Философия, в экзистенциальную ценность которой он здесь верит, мыслится им по аналогии с художественной критикой, понимаемой как альтернатива критике, построенной по модели точной науки. Подлинная критика, считает Шестов, не должна быть научной, если хочет быть настоящей и живой: «Критика, – говорит он, – не может и не должна быть научной, то есть затягиваться в систему логически связанных положений»[73]. Критик должен исходить из своего личного опыта, в котором присутствует то, что переживали творцы поэзии, к которой его критика обращена. Философия и мыслится им как своего рода художественная критика в сфере высших ценностей и последних смыслов. Такая философия не объясняет своего предмета, сводя его к схеме-формуле, а живет одной жизнью вместе с ним. Объясненный поэт или объясненный философ, по слову Шестова, «все равно что увядший цветок: нет красок, нет аромата – место ему в сорной куче»[74]. Поэтому, говорит он, «философия должна жить сарказмами, насмешками, тревогой, борьбой, недоумениями, отчаянием, великими надеждами и разрешать себе созерцание и покой только время от времени, для передышки»[75]. Отрешенный созерцатель – не вполне подходящая фигура для настоящего философа, считает Шестов. Важно, что креста безнадежности на философии он здесь не ставит: «Человечество заинтересовано не в том, чтобы положить конец разнообразию философских учений, а в том, чтобы дать этому вполне естественному явлению развиваться вглубь и вширь»[76].
Пройдут несколько лет углубленного погружения в богословскую и мистическую литературу, и позиция мыслителя изменится. Собственно философская рефлексия потеряет в его глазах последний кредит. Философия теперь принимается им только как «борьба» за веру в Бога, как Всевозможность, которую в истории вели считаные единицы. И теперь, как и раньше, в начале его творческого пути, философия, развивающаяся в истории, практически целиком отождествляется им с наукой и наукообразной философией и безапелляционно отвергается.
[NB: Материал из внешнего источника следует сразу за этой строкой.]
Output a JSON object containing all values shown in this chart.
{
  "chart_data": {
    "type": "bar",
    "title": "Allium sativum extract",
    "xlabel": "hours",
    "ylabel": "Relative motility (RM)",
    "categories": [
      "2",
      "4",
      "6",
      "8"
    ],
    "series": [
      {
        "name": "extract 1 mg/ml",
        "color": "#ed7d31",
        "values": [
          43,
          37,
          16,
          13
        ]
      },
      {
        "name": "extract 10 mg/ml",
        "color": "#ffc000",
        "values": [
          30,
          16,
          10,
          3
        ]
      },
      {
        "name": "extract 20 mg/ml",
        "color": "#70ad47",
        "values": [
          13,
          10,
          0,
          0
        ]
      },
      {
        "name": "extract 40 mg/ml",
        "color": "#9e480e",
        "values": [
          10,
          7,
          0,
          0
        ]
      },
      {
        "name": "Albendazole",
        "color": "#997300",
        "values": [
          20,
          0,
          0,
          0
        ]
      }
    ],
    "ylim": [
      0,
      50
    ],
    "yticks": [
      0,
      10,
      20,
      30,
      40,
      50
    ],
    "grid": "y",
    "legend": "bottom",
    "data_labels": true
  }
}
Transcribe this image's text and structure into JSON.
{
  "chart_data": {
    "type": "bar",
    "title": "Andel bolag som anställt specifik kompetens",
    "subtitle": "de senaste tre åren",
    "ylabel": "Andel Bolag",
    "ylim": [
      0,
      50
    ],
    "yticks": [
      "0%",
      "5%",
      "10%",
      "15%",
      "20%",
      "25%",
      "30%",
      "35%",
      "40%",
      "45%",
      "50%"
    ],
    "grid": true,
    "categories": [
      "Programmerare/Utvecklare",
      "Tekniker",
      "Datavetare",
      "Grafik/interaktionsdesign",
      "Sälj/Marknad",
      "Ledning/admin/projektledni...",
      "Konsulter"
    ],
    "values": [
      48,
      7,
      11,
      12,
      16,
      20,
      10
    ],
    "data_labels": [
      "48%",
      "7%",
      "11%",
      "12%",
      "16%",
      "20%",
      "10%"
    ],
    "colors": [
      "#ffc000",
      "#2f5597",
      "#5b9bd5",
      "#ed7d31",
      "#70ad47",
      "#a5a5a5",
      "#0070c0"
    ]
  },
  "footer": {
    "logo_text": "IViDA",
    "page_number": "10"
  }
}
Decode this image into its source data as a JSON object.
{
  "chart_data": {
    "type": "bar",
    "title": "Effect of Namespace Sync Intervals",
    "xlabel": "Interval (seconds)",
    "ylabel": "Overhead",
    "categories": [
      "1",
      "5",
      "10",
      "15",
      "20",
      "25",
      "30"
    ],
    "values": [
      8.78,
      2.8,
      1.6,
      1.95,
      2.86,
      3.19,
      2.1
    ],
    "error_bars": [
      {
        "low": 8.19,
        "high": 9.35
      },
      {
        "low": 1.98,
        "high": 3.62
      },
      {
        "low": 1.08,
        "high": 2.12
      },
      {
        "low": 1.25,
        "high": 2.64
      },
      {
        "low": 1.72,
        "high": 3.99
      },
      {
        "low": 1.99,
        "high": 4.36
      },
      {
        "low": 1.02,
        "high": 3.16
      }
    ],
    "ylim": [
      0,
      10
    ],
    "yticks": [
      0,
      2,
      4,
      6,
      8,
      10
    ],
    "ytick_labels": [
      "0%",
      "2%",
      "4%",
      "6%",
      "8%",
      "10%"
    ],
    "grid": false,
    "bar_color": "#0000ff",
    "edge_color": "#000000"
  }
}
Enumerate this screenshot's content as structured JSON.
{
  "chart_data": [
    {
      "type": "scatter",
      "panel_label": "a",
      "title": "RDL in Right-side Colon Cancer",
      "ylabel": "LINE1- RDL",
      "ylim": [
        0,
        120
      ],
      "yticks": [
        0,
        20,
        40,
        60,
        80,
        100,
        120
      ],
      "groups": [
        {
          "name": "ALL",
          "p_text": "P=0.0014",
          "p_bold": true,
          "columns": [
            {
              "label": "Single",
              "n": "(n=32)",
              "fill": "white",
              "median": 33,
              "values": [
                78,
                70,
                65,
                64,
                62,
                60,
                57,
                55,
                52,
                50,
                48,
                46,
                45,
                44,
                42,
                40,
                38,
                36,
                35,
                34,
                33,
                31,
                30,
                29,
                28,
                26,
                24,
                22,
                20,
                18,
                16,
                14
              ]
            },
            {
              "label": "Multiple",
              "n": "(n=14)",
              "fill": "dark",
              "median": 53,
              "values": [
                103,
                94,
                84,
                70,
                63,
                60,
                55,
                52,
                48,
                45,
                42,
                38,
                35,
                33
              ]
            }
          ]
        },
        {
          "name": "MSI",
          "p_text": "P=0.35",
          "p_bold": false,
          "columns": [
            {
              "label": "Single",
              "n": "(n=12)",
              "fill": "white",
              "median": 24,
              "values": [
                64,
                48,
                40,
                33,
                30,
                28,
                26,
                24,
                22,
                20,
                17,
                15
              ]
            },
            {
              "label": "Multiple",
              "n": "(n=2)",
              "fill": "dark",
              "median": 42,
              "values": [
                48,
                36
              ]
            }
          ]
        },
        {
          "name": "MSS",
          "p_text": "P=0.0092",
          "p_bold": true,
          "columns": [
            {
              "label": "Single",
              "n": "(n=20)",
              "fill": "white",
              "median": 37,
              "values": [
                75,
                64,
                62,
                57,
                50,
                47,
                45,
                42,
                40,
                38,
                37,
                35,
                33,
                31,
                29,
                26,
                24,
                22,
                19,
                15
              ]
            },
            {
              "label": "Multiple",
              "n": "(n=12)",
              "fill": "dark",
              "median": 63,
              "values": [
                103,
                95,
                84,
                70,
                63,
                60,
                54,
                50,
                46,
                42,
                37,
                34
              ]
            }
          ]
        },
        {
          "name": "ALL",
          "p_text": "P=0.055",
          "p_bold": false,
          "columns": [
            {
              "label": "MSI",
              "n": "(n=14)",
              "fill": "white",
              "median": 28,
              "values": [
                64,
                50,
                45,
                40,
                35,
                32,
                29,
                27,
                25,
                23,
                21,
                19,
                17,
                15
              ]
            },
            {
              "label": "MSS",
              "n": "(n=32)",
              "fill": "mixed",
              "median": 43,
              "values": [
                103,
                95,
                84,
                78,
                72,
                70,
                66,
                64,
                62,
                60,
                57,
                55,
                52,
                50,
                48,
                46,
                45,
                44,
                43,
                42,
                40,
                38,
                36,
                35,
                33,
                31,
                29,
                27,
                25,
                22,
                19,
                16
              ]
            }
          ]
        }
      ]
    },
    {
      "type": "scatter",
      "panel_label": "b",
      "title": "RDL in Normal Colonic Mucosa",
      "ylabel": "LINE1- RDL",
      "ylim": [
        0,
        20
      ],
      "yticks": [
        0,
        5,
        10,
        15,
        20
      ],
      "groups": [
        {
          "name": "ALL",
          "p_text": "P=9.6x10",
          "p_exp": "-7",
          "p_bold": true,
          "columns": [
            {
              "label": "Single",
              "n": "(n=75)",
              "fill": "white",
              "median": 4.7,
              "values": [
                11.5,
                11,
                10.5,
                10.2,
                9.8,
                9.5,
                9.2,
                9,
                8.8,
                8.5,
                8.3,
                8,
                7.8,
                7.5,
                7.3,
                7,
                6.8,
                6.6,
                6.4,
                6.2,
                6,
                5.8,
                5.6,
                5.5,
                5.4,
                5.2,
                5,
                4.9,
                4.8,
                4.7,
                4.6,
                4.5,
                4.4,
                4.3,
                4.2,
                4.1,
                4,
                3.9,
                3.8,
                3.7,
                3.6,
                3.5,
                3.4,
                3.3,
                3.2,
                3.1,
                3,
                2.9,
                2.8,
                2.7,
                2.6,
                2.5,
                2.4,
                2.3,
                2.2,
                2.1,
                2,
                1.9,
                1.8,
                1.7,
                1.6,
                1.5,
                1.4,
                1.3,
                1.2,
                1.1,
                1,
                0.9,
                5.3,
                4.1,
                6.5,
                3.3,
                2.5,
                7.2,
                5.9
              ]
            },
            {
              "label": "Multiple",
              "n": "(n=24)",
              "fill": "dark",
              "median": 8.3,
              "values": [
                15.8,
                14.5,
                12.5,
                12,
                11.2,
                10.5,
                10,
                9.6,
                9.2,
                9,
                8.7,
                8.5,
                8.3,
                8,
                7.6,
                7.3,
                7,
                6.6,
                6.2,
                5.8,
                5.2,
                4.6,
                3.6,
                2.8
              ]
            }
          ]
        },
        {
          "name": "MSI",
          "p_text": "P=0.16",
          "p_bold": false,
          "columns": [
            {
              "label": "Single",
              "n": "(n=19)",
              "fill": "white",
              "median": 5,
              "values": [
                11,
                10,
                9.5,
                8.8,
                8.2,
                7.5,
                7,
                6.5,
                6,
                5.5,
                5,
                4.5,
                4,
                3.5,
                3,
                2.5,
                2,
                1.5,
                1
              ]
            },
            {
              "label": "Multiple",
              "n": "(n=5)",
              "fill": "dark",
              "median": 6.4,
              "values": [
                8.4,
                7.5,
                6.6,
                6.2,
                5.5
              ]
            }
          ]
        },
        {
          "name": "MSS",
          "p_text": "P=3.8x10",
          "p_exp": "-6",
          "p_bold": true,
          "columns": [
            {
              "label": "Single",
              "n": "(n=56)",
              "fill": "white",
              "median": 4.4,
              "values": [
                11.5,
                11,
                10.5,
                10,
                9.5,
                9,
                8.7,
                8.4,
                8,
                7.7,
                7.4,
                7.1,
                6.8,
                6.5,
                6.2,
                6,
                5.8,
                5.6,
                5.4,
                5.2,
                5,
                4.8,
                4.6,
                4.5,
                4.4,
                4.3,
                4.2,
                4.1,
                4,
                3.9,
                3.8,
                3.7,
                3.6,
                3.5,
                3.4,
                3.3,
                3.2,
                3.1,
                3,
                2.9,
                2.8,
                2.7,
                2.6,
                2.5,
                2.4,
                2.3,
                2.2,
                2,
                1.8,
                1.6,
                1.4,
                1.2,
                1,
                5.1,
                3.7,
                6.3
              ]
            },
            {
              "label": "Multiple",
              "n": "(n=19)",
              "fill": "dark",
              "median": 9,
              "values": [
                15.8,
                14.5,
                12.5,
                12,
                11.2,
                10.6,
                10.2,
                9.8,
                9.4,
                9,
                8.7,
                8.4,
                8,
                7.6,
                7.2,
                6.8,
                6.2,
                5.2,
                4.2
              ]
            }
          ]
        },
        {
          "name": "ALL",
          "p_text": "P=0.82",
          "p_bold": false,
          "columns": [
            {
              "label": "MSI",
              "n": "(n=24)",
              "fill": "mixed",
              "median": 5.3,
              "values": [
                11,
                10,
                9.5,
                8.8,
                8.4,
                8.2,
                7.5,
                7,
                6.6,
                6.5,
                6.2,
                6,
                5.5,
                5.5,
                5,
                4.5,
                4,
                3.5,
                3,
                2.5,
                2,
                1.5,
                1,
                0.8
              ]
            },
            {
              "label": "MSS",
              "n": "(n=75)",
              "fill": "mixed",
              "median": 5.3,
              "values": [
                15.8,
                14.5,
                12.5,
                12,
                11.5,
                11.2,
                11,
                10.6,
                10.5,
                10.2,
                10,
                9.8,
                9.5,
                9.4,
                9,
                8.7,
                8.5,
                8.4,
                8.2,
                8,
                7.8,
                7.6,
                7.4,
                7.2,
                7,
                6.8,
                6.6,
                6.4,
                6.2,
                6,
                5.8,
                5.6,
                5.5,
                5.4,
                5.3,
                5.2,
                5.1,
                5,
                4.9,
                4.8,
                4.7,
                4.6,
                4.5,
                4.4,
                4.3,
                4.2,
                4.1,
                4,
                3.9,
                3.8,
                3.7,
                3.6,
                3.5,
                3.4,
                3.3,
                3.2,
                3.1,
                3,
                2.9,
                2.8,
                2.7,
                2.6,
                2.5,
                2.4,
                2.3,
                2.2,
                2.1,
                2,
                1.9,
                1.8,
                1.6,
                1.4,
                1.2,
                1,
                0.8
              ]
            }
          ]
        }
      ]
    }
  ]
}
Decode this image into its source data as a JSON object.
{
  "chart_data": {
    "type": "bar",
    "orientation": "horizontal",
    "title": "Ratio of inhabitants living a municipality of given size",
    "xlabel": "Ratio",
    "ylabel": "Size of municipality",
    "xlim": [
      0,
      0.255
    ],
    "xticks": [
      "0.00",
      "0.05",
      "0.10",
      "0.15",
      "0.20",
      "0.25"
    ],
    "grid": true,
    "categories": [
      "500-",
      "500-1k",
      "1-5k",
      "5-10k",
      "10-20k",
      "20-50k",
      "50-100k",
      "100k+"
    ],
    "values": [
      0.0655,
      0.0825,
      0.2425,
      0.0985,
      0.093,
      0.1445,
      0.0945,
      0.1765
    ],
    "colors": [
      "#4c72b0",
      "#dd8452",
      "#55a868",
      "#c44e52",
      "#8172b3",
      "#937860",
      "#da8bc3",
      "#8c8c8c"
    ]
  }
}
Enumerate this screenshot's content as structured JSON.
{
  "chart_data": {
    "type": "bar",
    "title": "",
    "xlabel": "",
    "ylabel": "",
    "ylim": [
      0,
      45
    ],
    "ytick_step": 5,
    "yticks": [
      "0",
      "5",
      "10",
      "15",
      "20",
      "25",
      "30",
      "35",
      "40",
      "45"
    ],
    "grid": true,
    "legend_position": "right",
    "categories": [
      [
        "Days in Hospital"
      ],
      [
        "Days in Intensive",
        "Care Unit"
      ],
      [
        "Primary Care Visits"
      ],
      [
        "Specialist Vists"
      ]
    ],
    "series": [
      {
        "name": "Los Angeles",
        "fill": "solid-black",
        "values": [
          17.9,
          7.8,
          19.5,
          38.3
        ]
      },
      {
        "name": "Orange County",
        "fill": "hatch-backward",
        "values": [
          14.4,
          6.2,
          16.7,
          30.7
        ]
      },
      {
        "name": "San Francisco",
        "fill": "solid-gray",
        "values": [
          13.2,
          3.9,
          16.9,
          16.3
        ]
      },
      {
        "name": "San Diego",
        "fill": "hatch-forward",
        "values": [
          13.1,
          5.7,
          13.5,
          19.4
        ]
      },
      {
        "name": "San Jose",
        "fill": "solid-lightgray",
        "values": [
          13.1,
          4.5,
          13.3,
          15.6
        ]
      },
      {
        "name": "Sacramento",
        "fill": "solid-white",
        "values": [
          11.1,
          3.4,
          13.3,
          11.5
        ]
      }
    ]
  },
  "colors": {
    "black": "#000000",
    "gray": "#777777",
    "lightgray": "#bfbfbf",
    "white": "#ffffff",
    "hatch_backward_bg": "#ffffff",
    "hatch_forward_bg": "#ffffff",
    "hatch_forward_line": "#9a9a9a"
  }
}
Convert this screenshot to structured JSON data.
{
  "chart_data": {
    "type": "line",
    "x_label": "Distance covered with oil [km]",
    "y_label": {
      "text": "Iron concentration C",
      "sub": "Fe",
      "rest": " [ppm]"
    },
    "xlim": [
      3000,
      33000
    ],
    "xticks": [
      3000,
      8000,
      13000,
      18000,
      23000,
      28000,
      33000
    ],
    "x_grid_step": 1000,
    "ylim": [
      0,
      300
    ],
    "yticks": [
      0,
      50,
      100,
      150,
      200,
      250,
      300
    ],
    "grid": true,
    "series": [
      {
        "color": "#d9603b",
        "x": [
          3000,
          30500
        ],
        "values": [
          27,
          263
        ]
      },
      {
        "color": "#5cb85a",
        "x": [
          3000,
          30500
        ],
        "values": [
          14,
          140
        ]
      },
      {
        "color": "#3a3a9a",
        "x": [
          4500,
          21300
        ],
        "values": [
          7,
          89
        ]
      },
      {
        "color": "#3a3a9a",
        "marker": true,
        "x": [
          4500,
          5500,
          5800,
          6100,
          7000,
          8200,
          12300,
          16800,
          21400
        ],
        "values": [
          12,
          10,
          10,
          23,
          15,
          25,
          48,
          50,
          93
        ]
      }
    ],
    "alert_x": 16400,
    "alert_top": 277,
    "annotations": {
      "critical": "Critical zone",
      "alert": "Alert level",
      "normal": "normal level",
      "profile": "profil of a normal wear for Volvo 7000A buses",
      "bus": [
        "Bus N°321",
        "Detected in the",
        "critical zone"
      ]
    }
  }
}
В чем тут дело? Я думаю, Шестов не нашел в философском «поле» своей темы, своей собственной задачи, миссии. На привычных для него «весах Иова» библейское богословие и мистика в конце концов перевесили философию. Теперь у него возникает свой миф о корнях и началах всего (rizomata panton), свое толкование библейской книги «Бытия», грехопадения и всего, что последовало за этим первособытием.
Таким образом, мы можем сказать, что Шестов пришел, хотя и ненадолго, к тому, чтобы признать автономное и ценное для исканий экзистенциально значимой истины философское знание, конкретное и личное, объектным образом не формулируемое и поэтому во всеобщих и необходимых суждениях не передаваемое. Но его все же можно передавать другому, но так, как передается художественная критика или поэзия. Открыв подобное поле значимых философских исканий, Шестов, однако, не нашел в нем себе места. Его душа рвалась к библейским глубинам. Он уходит от изучения философии и погружается в мир богословия и мистики, в мир мифа и ветхозаветной религиозности. На художественной модели для философии Шестов не смог удержаться. Ему нужен был другой – мифорелигиозный – горизонт, в круге которого вся мировая философия стушевывалась практически до нуля. Сформировать приемлемую для него идею другого знания в «поле» философии, несмотря на попытку это сделать в «Великих канунах», ему не удалось. Его «второе измерение мышления» – это библейская вера. Но как бы тесно и глубоко мышление и вера ни были связаны, однако идея знания, отличного от принуждающего объективного предметного знания, является основополагающей для философии как таковой. Философии как независимой духовно-интеллектуальной практики без нее нет.